Elton Dean's Ninesense Live at the BBC Review

Released 2003.  

BBC Review

A valuable chance to hear some of the most vital players in British Jazz on top form...

Peter Marsh 2003

The mid 70s were a great time for British Jazz. With the influx of South African players from the legendary Blue Notes and the willingness of rock musicians like Robert Fripp and Soft Machine to give jobs to jazzers like Keith Tippett, Elton Dean and Nick Evans, there was an intense period of cross fertilisation (and more importantly, paid gigs) that resulted in some fine music.

Ninesense was lead by alto and saxello player Dean, whose long association with Soft Machine paralleled asolo career that mixed post bop, free jazz and rock influences. This(almost) big band featured South African ex-pats Louis Moholo on drums, bassist Harry Miller and trumpeter Mongezi Feza alongside pianist Tippett, tenorist Alan Skidmore and trombonist Nick Evans among others.

The music here was recorded in 1975 and 1978 in two sessions for Radio 3's late lamented 'Jazz in Britain' and is currently the only Ninesense available on CD (their two studio albums are rare as hen's teeth). This release is particularly welcome as Feza in particular is lamentably under-recorded (unfortunately he'd died by the time of the second session and was replaced by the wonderful, but quite different Harry Beckett).

This is joyful, ebullient stuff, reminiscent (unsurprisingly) of the irresistible swing of the Brotherhood of Breath or the more coherent moments of Tippett's larger bands. Moholo and the irrepressibly funky Millerstoke up a fierce groove, laced with catchy horn charts and tough, expressive soloing from all concerned. Tippett's quickfire abstract bursts of piano generate extra helpings of rhythmic fire and walk the tightrope between modal grooving and free jazz blowout.

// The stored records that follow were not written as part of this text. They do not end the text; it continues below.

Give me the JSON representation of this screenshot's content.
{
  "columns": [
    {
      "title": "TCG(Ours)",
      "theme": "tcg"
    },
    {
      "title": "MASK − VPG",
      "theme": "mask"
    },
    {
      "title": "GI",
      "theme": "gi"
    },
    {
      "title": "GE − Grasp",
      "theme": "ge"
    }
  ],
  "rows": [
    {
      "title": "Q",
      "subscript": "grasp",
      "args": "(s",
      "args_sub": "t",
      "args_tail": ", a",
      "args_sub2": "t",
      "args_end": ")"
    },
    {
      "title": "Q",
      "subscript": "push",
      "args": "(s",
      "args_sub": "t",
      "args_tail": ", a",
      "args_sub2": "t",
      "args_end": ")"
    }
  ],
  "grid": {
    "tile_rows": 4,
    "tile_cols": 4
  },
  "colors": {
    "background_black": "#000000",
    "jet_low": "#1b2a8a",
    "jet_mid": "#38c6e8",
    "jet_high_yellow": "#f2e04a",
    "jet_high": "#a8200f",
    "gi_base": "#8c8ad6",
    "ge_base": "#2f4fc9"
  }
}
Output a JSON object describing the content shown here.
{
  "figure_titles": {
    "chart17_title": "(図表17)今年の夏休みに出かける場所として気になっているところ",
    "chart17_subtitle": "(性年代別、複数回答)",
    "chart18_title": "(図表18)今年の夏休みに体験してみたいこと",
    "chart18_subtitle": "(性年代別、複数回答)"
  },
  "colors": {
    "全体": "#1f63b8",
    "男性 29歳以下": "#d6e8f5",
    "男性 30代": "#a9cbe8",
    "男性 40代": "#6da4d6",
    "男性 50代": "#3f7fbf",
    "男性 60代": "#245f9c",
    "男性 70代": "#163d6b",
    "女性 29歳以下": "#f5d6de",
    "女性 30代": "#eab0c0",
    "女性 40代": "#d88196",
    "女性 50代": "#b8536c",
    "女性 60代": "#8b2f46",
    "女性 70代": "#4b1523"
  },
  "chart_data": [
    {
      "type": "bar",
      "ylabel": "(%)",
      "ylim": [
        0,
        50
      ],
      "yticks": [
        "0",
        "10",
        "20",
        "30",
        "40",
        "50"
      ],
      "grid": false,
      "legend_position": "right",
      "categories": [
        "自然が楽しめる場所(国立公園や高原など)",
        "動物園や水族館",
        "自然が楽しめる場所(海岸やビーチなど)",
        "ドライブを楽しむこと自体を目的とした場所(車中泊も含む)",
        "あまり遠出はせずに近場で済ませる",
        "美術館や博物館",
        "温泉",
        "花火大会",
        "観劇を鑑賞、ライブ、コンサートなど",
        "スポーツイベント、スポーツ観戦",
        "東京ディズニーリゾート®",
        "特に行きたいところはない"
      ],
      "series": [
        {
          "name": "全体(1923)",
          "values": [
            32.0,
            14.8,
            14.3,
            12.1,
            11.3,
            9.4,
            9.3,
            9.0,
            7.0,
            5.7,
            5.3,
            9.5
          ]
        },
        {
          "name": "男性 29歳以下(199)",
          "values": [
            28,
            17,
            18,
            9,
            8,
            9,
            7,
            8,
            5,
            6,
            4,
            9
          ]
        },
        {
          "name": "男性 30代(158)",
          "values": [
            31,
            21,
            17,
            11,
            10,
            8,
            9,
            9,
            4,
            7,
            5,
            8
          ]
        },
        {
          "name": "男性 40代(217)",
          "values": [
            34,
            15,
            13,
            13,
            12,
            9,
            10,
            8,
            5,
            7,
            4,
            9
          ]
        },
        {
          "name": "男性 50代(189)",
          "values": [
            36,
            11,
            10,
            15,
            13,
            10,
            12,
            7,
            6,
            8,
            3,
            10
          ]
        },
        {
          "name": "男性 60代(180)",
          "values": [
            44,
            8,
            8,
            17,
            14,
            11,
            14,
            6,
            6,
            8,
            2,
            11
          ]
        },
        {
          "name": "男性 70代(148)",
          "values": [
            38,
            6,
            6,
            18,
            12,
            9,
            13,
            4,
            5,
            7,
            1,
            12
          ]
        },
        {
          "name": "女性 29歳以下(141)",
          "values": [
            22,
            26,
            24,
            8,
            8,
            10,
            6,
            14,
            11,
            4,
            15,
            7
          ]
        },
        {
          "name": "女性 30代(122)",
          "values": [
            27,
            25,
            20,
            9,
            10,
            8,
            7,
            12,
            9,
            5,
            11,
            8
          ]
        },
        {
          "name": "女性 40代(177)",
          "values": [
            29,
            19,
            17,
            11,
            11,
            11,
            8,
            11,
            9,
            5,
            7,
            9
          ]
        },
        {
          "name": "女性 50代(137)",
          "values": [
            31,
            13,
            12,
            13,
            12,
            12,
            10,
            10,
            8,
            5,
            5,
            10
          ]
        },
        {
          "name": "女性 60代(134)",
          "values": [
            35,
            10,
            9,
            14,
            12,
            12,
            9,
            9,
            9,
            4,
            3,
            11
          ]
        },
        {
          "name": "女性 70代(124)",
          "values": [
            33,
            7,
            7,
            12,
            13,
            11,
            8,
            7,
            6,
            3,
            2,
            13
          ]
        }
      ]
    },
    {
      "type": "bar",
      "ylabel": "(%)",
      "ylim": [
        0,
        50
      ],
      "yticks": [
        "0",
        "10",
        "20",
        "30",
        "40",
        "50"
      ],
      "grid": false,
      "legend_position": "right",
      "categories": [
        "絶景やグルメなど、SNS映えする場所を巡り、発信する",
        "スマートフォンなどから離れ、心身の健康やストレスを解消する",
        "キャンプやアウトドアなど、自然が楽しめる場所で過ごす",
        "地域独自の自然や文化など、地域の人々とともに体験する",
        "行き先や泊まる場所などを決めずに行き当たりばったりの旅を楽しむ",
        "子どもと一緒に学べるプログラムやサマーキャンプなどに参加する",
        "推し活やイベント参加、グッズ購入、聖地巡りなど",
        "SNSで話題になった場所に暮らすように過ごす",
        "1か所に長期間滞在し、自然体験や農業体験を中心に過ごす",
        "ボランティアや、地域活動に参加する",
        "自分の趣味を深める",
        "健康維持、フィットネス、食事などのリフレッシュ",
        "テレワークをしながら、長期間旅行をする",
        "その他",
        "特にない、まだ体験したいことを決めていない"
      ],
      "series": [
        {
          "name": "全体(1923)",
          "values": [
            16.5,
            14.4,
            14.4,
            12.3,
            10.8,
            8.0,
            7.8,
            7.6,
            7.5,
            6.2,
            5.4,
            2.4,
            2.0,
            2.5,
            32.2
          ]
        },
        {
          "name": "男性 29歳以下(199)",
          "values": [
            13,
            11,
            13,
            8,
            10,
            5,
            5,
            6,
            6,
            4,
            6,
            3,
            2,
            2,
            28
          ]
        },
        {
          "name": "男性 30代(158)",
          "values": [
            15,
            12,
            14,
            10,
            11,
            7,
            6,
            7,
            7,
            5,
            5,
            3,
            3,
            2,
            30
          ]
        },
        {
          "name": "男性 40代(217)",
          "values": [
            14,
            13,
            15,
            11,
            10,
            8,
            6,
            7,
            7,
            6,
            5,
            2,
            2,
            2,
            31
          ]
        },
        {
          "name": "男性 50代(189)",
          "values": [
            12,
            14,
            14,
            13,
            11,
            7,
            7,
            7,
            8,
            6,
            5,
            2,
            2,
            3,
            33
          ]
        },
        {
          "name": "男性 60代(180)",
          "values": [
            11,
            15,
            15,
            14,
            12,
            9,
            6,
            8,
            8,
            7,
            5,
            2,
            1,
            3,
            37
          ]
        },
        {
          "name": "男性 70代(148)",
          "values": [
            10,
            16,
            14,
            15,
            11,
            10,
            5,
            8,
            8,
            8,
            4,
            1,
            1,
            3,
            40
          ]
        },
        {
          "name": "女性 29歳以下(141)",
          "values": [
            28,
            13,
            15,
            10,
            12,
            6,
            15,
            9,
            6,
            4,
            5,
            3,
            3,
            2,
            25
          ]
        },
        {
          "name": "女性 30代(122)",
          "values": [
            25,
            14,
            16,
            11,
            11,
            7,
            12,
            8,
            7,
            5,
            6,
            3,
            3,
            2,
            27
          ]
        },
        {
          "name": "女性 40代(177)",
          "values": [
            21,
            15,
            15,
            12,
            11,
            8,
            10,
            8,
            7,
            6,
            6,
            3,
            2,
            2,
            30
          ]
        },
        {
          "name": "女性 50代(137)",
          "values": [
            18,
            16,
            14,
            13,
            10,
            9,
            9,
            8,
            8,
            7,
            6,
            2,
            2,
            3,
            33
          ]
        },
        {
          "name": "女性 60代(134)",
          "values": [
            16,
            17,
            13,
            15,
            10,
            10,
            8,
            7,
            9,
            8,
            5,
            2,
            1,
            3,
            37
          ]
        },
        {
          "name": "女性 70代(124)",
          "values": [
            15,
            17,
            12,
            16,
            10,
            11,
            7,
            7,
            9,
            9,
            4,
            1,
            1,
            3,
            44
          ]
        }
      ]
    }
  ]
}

Skidmore is firmly in Coltrane mode, Feza's pocket trumpet is mercurial and passionate. Dean's Dolphy-esque alto (featured on the cringingly titled but virally catchy "Bidet Bebop") appears alongside the more pungent, edgy tone of his saxello, while the underrated Marc Charig gets the chance to shine on the ballad "Sweet Francesca" with a rare use of tenor horn.

The closing "Seven for Me" comes closest to the free-spirited fusions of Soft Machine and Centipede. Riding on an insistent, rockish riff (in seven, you guessed it), it features beautifully agile solos from Dean, Beckett and Skidmore while Tippett's distant celeste adds extra colour. A nice tribute to both Feza and Miller, and a reminder of what seems to be a distant time.